The Galathée class was a type of 32-gun frigates of the French Navy, designed by Raymond-Antoine Haran, with 26 × 12-pounder and 6 × 6-pounder guns. six units were built in all, seeing service during the Naval operations in the American Revolutionary War, and later in the French Revolutionary Wars. The Royal Navy captured and took into service five of the six, the sixth being wrecked early in the French Revolutionary Wars.

 Galathée
Builder: Rochefort
Ordered: 
Launched: 1779
Fate: wrecked in 1795

 Railleuse
Builder: Bordeaux
Ordered: 
Launched: 1779
Fate: sold as a privateer and captured in 1804 by the Royal Navy. Taken into British service as HMS Antigua.

 Fleur de Lys
Builder: Rochefort
Ordered: 
Launched: 1785
Fate: renamed to Pique, captured by the Royal Navy and taken into British service as HMS Pique in 1796

 Charente Inférieure
Builder: Rochefort
Ordered: 
Launched: 1793
Fate: renamed Tribune in February 1794, captured by British Navy in 1796 and taken into British service as HMS Tribune, being wrecked the next year

 Républicaine française
Builder: Bordeaux
Ordered: 
Launched: 1794
Fate: renamed Renommée in 1795; captured by British Navy in 1796, becoming HMS Renommee.

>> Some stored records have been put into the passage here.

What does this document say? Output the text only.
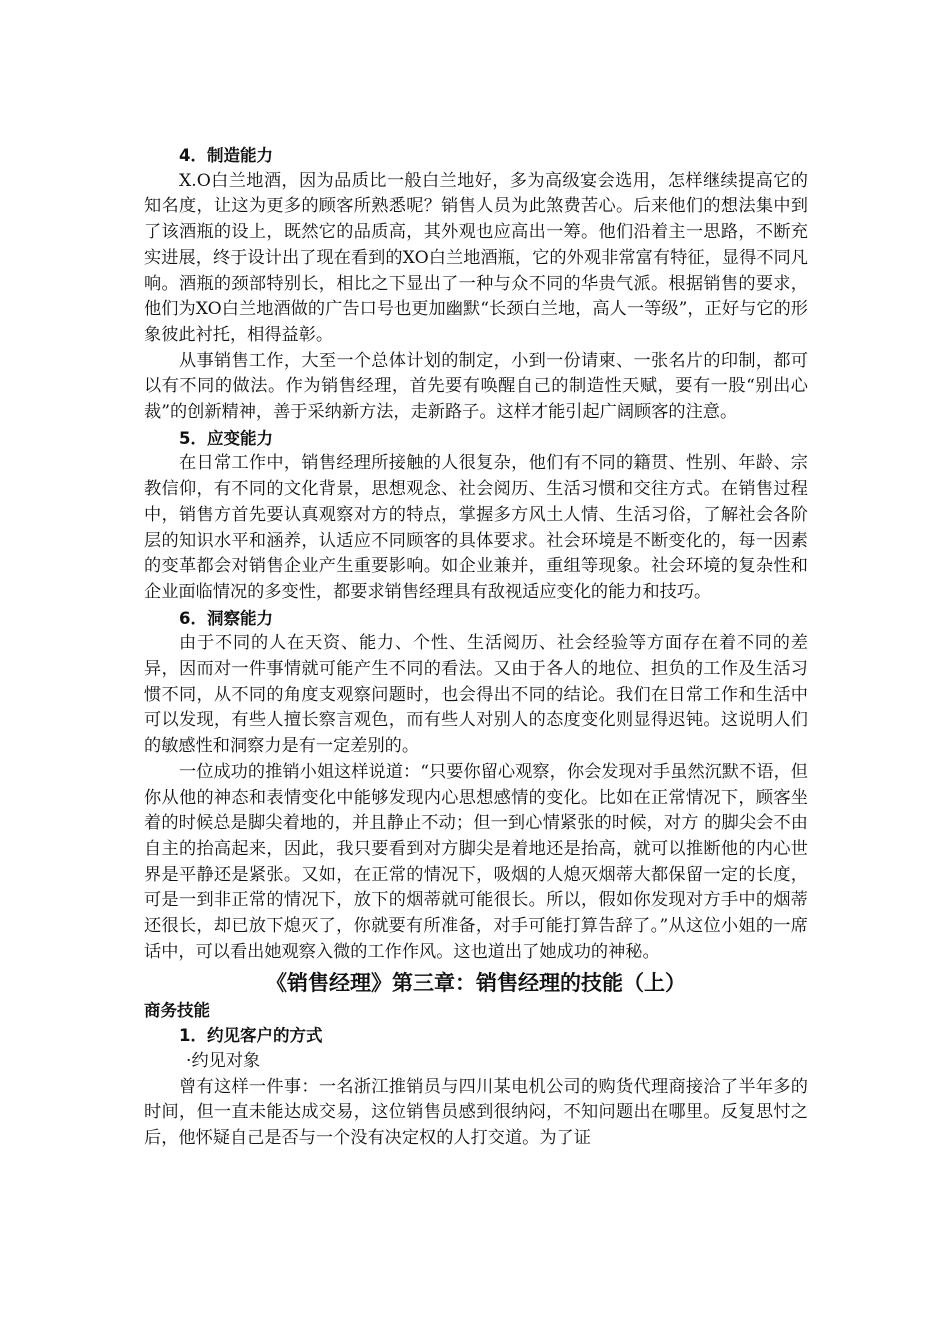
4．制造能力

X.O白兰地酒，因为品质比一般白兰地好，多为高级宴会选用，怎样继续提高它的知名度，让这为更多的顾客所熟悉呢？销售人员为此煞费苦心。后来他们的想法集中到了该酒瓶的设上，既然它的品质高，其外观也应高出一筹。他们沿着主一思路，不断充实进展，终于设计出了现在看到的XO白兰地酒瓶，它的外观非常富有特征，显得不同凡响。酒瓶的颈部特别长，相比之下显出了一种与众不同的华贵气派。根据销售的要求，他们为XO白兰地酒做的广告口号也更加幽默“长颈白兰地，高人一等级”，正好与它的形象彼此衬托，相得益彰。

从事销售工作，大至一个总体计划的制定，小到一份请柬、一张名片的印制，都可以有不同的做法。作为销售经理，首先要有唤醒自己的制造性天赋，要有一股“别出心裁”的创新精神，善于采纳新方法，走新路子。这样才能引起广阔顾客的注意。

5．应变能力

在日常工作中，销售经理所接触的人很复杂，他们有不同的籍贯、性别、年龄、宗教信仰，有不同的文化背景，思想观念、社会阅历、生活习惯和交往方式。在销售过程中，销售方首先要认真观察对方的特点，掌握多方风土人情、生活习俗，了解社会各阶层的知识水平和涵养，认适应不同顾客的具体要求。社会环境是不断变化的，每一因素的变革都会对销售企业产生重要影响。如企业兼并，重组等现象。社会环境的复杂性和企业面临情况的多变性，都要求销售经理具有敌视适应变化的能力和技巧。

6．洞察能力

由于不同的人在天资、能力、个性、生活阅历、社会经验等方面存在着不同的差异，因而对一件事情就可能产生不同的看法。又由于各人的地位、担负的工作及生活习惯不同，从不同的角度支观察问题时，也会得出不同的结论。我们在日常工作和生活中可以发现，有些人擅长察言观色，而有些人对别人的态度变化则显得迟钝。这说明人们的敏感性和洞察力是有一定差别的。

一位成功的推销小姐这样说道：“只要你留心观察，你会发现对手虽然沉默不语，但你从他的神态和表情变化中能够发现内心思想感情的变化。比如在正常情况下，顾客坐着的时候总是脚尖着地的，并且静止不动；但一到心情紧张的时候，对方 的脚尖会不由自主的抬高起来，因此，我只要看到对方脚尖是着地还是抬高，就可以推断他的内心世界是平静还是紧张。又如，在正常的情况下，吸烟的人熄灭烟蒂大都保留一定的长度，可是一到非正常的情况下，放下的烟蒂就可能很长。所以，假如你发现对方手中的烟蒂还很长，却已放下熄灭了，你就要有所准备，对手可能打算告辞了。”从这位小姐的一席话中，可以看出她观察入微的工作作风。这也道出了她成功的神秘。

《销售经理》第三章：销售经理的技能（上）
商务技能
1．约见客户的方式
·约见对象

曾有这样一件事：一名浙江推销员与四川某电机公司的购货代理商接洽了半年多的时间，但一直未能达成交易，这位销售员感到很纳闷，不知问题出在哪里。反复思忖之后，他怀疑自己是否与一个没有决定权的人打交道。为了证
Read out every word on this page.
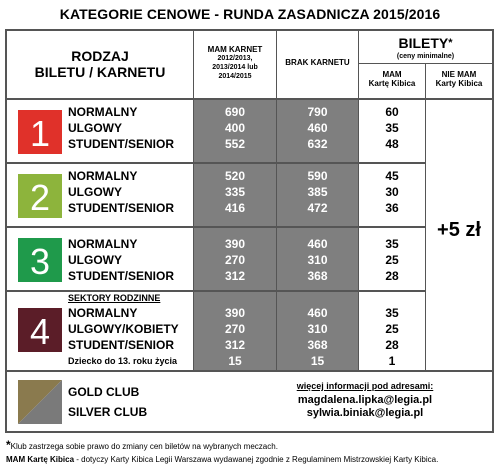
KATEGORIE CENOWE - RUNDA ZASADNICZA 2015/2016
RODZAJ
BILETU / KARNETU
MAM KARNET
2012/2013,
2013/2014 lub
2014/2015
BRAK KARNETU
BILETY*
(ceny minimalne)
MAM
Kartę Kibica
NIE MAM
Karty Kibica
1
NORMALNY
ULGOWY
STUDENT/SENIOR
690
400
552
790
460
632
60
35
48
2
NORMALNY
ULGOWY
STUDENT/SENIOR
520
335
416
590
385
472
45
30
36
3	NORMALNY
ULGOWY
STUDENT/SENIOR
390
270
312
460
310
368
35
25
28
4
SEKTORY RODZINNE
NORMALNY
ULGOWY/KOBIETY
STUDENT/SENIOR
Dziecko do 13. roku życia
390
270
312
15
460
310
368
15
35
25
28
1
+5 zł
GOLD CLUB
SILVER CLUB
więcej informacji pod adresami:
magdalena.lipka@legia.pl
sylwia.biniak@legia.pl
*Klub zastrzega sobie prawo do zmiany cen biletów na wybranych meczach.
MAM Kartę Kibica - dotyczy Karty Kibica Legii Warszawa wydawanej zgodnie z Regulaminem Mistrzowskiej Karty Kibica.
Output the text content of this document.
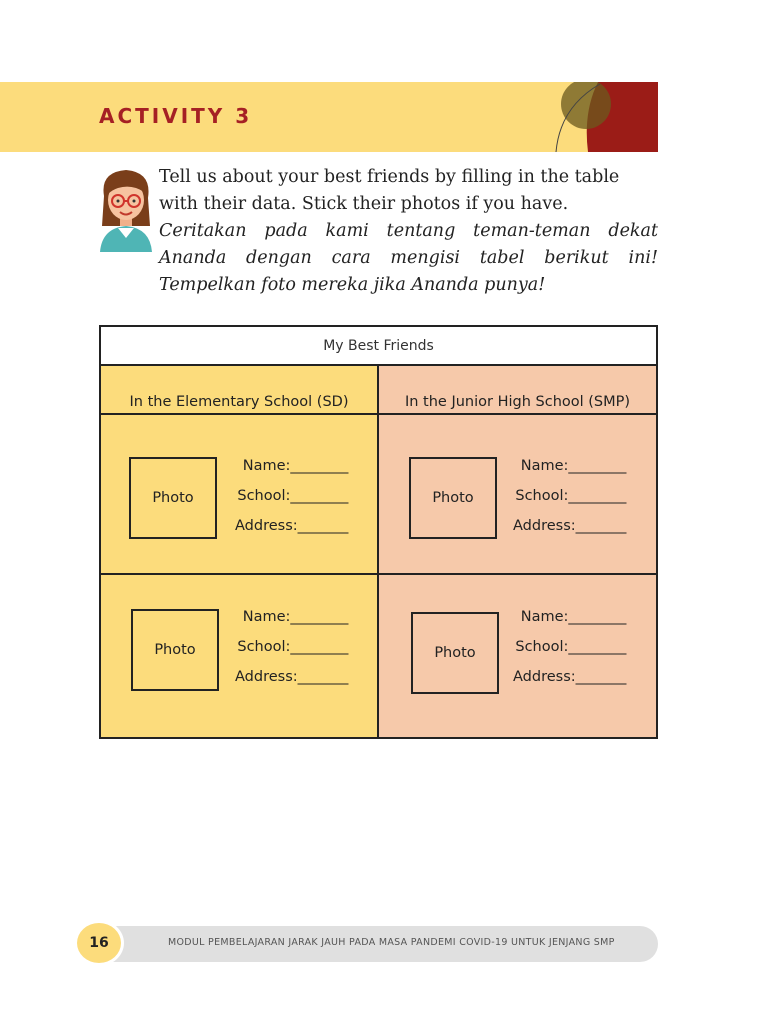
ACTIVITY 3
Tell us about your best friends by filling in the table with their data. Stick their photos if you have.
Ceritakan pada kami tentang teman-teman dekat Ananda dengan cara mengisi tabel berikut ini! Tempelkan foto mereka jika Ananda punya!
My Best Friends
In the Elementary School (SD)
Photo
Name:________
School:________
Address:_______
Photo
Name:________
School:________
Address:_______
In the Junior High School (SMP)
Photo
Name:________
School:________
Address:_______
Photo
Name:________
School:________
Address:_______
MODUL PEMBELAJARAN JARAK JAUH PADA MASA PANDEMI COVID-19 UNTUK JENJANG SMP
16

Broken up 1810

Décade Française
Builder: Pierre Guibert, Bordeaux
Ordered: 
Launched: 1794
Fate: Renamed Décade in 1795; captured by British navy in 1798, becoming HMS Decade. Sold 1811

References
Winfield, Rif & Stephen S Roberts (2015) French Warships in the Age of Sail 1786–1861: Design Construction, Careers and Fates. (Seaforth Publishing).